7. Childs Glacier

June 11, 2008



We looked up some friends of some friends in Cordova and John was kind enough to pick us up from the airport and give us a ride to town. We stopped off at his place near the docks before lunch and dropped in on the local art group in the middle of a work session. I felt completely at home. Around a half-dozen women had spread their paints out and were all working on various projects: still lifes, portraits, landscapes. Ahhh, the smell of art in progress. Before long they had me sitting down with a glass of red wine and we were trading tips over brushes and paints and pretty much just chatting up a storm about life in Cordova and our adventures to date while the guys got a tour of the hangar and shop. It was a nice way to decompress after that last bit of scud-running over the coast.

John and his wife were headed off to Anchorage via the high-speed ferry and would be back in a few days. They were happy to loan us their truck for the night. After lunch we packed up our gear and headed out along 50 miles of dirt road back to Childs Glacier. The road wound through the Copper River delta and from this altitude we could see the river was swollen with rain and runoff from the snowfields and glaciers we’d passed earlier.

There were a few places where the road had been recently repaired and gravel levees had been built up to keep the river from washing it out again.
Driving in a truck back across the river delta that afternoon the view was soooo much slower and soooo much flatter than where we’d been that morning. It took a while to adjust to the scale. The mountains seemed smaller and the view was limited by bushes and trees. But the water was right there rushing by the road. Eagles perched in trees and soared overhead. We passed an aerie in a tree that looked to be about the size of the truck we were driving. And the smell was completely different – salty coastal air mixed with mud and wet trees.







Eventually we reached a point of land just before the Million Dollar Bridge and turned off into a relatively new park at the base of the Childs Glacier.







The Childs is the fastest moving glacier in the US traveling around 500’ per year. As a result, it’s also the most actively calving glacier and folks have been visiting it for years to watch great slabs of ice crash into the river below.

After flying over and past the glaciers earlier today it was a treat to stand just a few hundred feet across the river from one.
The ice was aquamarine blue – just like the pictures we grew up looking at in National Geographic – and studded with rocks and other debris pulled down off the mountains.









There was also a constant low frequency cracking and groaning coming from the ice. Every now and then a chunk would break off and tumble down a crevasse, crashing and rattling.



Once we saw a chunk hit the water, but nothing like what had been described to us by folks who’d seen some real action.
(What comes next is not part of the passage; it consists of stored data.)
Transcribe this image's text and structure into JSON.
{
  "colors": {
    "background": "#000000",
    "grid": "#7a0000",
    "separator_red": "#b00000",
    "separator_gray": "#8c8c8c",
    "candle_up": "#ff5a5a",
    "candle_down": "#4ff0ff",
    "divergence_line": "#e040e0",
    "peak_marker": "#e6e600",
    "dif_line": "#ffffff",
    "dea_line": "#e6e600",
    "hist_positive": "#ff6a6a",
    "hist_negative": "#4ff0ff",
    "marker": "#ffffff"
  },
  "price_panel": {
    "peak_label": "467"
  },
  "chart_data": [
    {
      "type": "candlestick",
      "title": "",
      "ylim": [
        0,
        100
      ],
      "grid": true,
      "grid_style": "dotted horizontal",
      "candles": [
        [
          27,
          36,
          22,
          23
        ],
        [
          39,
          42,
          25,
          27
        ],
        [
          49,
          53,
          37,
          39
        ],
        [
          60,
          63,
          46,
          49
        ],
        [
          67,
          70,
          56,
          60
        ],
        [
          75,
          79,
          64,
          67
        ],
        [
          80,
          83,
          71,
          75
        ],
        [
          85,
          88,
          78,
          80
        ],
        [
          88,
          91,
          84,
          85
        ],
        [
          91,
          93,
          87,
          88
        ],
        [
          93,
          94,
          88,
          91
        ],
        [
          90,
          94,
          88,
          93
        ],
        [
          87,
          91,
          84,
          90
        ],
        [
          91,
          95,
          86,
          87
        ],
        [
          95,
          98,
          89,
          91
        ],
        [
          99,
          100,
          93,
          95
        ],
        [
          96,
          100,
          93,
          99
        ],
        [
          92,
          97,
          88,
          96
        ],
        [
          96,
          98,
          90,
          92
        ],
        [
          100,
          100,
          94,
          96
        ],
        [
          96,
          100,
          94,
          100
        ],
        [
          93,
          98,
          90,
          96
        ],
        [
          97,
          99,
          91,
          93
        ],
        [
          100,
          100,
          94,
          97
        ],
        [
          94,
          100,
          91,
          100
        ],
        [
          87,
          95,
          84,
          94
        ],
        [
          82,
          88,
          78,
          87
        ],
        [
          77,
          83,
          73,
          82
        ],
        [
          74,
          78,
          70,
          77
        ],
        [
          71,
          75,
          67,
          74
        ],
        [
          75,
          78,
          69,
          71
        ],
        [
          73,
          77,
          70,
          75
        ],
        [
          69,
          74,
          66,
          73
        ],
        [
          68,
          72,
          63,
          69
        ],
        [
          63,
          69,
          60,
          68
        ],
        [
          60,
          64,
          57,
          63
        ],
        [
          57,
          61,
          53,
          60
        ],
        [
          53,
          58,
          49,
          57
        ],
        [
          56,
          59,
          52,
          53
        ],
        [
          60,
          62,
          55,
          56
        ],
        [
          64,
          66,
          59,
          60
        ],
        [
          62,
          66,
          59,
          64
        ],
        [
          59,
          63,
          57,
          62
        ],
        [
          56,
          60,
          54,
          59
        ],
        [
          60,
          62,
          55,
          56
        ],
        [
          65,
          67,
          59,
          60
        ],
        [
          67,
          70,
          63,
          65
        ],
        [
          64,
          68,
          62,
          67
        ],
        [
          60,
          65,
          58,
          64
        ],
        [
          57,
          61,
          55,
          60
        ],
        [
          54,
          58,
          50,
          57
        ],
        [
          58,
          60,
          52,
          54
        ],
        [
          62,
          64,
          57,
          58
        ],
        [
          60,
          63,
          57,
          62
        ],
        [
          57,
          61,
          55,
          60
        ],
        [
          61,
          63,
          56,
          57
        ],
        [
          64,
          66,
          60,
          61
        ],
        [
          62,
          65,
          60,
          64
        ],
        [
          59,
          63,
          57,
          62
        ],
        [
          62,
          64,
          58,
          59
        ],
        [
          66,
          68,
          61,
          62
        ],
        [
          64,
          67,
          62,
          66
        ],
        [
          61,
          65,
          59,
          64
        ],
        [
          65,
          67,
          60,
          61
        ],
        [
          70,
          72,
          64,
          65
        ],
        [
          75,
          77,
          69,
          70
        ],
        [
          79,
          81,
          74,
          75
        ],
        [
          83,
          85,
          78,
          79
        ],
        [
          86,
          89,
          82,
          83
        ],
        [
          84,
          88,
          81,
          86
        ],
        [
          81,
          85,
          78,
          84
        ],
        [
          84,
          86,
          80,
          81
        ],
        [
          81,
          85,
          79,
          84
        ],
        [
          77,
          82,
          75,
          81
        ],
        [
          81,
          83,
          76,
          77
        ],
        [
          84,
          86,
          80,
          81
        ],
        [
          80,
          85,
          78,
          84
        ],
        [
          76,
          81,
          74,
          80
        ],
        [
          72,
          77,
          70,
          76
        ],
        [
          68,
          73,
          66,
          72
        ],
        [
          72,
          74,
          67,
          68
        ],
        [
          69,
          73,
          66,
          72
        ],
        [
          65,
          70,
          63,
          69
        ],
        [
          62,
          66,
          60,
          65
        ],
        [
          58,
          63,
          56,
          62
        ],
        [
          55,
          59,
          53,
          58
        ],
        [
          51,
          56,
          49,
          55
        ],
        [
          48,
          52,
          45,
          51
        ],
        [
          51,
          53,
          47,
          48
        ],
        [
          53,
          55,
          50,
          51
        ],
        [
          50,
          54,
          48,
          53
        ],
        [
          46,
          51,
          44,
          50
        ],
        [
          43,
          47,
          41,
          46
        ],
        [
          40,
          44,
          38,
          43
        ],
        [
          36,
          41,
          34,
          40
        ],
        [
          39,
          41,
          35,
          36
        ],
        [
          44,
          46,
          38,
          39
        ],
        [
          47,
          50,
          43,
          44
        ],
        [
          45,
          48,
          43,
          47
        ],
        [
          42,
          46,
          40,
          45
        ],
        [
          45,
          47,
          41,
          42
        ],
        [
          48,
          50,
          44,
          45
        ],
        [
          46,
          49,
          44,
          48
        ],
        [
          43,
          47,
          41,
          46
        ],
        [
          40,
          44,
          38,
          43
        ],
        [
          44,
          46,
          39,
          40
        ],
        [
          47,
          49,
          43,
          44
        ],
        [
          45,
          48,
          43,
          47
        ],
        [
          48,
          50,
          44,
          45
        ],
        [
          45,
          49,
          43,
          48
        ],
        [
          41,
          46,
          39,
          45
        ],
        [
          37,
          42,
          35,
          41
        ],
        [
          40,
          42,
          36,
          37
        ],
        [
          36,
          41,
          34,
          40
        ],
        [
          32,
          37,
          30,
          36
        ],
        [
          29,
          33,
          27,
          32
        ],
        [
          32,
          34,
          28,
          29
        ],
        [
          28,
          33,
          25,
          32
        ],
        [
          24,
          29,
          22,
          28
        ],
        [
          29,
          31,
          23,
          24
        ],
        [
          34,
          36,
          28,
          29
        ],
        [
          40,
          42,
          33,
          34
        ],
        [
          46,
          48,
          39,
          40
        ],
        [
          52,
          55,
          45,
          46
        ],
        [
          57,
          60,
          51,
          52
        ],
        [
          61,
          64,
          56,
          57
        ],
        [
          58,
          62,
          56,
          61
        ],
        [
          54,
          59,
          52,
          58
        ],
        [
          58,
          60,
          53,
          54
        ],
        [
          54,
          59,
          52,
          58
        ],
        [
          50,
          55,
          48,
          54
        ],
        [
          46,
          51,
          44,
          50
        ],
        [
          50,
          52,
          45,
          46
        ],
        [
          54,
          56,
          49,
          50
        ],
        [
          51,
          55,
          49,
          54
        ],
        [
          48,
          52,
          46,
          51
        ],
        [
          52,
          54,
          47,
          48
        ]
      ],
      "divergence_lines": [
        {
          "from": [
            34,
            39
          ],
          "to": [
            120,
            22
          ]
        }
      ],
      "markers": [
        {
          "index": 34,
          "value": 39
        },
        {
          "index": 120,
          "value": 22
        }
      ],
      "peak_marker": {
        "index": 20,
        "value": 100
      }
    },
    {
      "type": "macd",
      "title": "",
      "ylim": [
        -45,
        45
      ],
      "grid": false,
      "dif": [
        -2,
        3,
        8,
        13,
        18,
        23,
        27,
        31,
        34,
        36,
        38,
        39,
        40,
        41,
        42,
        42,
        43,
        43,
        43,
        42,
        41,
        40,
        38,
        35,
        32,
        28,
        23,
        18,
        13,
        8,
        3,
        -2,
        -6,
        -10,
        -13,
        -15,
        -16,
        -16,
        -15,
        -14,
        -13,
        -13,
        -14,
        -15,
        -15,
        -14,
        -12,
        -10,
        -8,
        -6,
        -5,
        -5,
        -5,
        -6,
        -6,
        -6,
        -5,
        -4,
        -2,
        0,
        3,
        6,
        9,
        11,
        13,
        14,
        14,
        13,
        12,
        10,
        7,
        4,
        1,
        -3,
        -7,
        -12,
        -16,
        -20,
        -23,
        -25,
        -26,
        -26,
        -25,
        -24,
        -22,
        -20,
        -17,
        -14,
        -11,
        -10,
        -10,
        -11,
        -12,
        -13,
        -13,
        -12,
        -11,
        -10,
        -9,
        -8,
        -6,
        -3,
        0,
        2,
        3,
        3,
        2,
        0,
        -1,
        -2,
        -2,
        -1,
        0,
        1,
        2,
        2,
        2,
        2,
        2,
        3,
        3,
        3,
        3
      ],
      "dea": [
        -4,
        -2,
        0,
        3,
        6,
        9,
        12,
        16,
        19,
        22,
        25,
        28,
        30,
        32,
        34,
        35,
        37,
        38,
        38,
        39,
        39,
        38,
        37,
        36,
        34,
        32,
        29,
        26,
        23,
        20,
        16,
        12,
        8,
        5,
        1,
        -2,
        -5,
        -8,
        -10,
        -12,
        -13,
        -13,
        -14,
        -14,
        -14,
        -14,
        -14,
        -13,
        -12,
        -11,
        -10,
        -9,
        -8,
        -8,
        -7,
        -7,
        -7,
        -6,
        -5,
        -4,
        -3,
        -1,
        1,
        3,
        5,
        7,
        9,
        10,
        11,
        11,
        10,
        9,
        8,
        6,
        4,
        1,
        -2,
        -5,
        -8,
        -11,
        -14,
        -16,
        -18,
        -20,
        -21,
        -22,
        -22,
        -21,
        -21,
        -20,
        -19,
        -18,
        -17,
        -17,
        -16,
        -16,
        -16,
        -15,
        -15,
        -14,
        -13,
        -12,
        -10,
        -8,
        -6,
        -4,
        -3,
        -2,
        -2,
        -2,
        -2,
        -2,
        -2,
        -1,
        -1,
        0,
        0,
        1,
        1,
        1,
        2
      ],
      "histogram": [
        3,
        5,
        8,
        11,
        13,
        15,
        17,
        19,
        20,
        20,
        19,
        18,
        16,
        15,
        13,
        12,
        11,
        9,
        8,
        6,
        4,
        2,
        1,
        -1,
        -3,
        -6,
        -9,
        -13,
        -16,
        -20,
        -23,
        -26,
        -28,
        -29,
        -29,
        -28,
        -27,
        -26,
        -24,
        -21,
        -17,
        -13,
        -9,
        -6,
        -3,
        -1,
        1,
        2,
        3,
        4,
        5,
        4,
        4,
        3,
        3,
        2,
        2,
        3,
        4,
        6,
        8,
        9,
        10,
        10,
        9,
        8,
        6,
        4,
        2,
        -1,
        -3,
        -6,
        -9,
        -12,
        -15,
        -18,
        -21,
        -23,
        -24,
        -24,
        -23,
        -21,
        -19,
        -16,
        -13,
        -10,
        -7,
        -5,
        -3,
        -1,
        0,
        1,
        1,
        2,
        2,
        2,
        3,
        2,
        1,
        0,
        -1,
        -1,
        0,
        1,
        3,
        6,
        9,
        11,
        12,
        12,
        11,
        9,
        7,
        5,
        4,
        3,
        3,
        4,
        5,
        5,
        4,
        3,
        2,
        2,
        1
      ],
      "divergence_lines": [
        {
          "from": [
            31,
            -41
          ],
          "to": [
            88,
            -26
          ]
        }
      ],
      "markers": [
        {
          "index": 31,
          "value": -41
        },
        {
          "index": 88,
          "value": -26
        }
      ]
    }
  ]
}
Apparently when a slab of ice calves off it’ll create a little tsunami, driving water 30-50’ up the banks on the other side of the river – where we were standing – and crashing over everything in its path.



We cooked up an early dinner and packed our food in the bear-proof bins at the campground and settled down for the night. We slept lightly. There were black bear in the area, the night didn’t get quite dark, and periodically there was an earth-shuddering kaboom as giant hunks of ice calved off the glacier.

We woke early and cooked up a hot breakfast (it was chilly down here around all this ice) and sat around watching little icebergs float down the river. By little I mean about the size of the picnic table. After breakfast we packed up and headed across the Million Dollar Bridge and turned off on a track that took us down to the river. We pulled out our spinning gear and dropped a line in, hoping for a fresh Copper River salmon.




No such luck for us. Between the constant flow of ice and the density of the silt they probably couldn’t see our lures. I mean, the river’s so choked up it’s a wonder their lungs can find the oxygen.



So we fished and pondered these sorts of things and kept our eyes peeled for bears until we got cold. Then we packed back into the truck, cranked the heat up and headed back across the bridge and down the 50 miles of dirt road back to Cordova.





Our eyes had adjusted to the landscape somewhat, and on the way back we spotted lots of beavers swimming in their lagoons and working on their lodges, we also saw heron, swan and moose. We stopped to watch a moose and calf as they walked along the road. As we were debating the relative dangers of moose in general, the observed moose and calf leery of us, left the road and headed across a pond. They got a little too close to a pair of nesting swan, and what ensued was a scene straight our of Mutual of Omaha’s Wild Kingdom. The swans started hollering at the moose, which made the moose pick up speed bringing it even closer still to the nest whereupon the swan lept up and began seriously attacking the moose. The swan beat the moose with its huge wings and that moose fled the pond at an extremely high rate of speed, little calf trailing along after.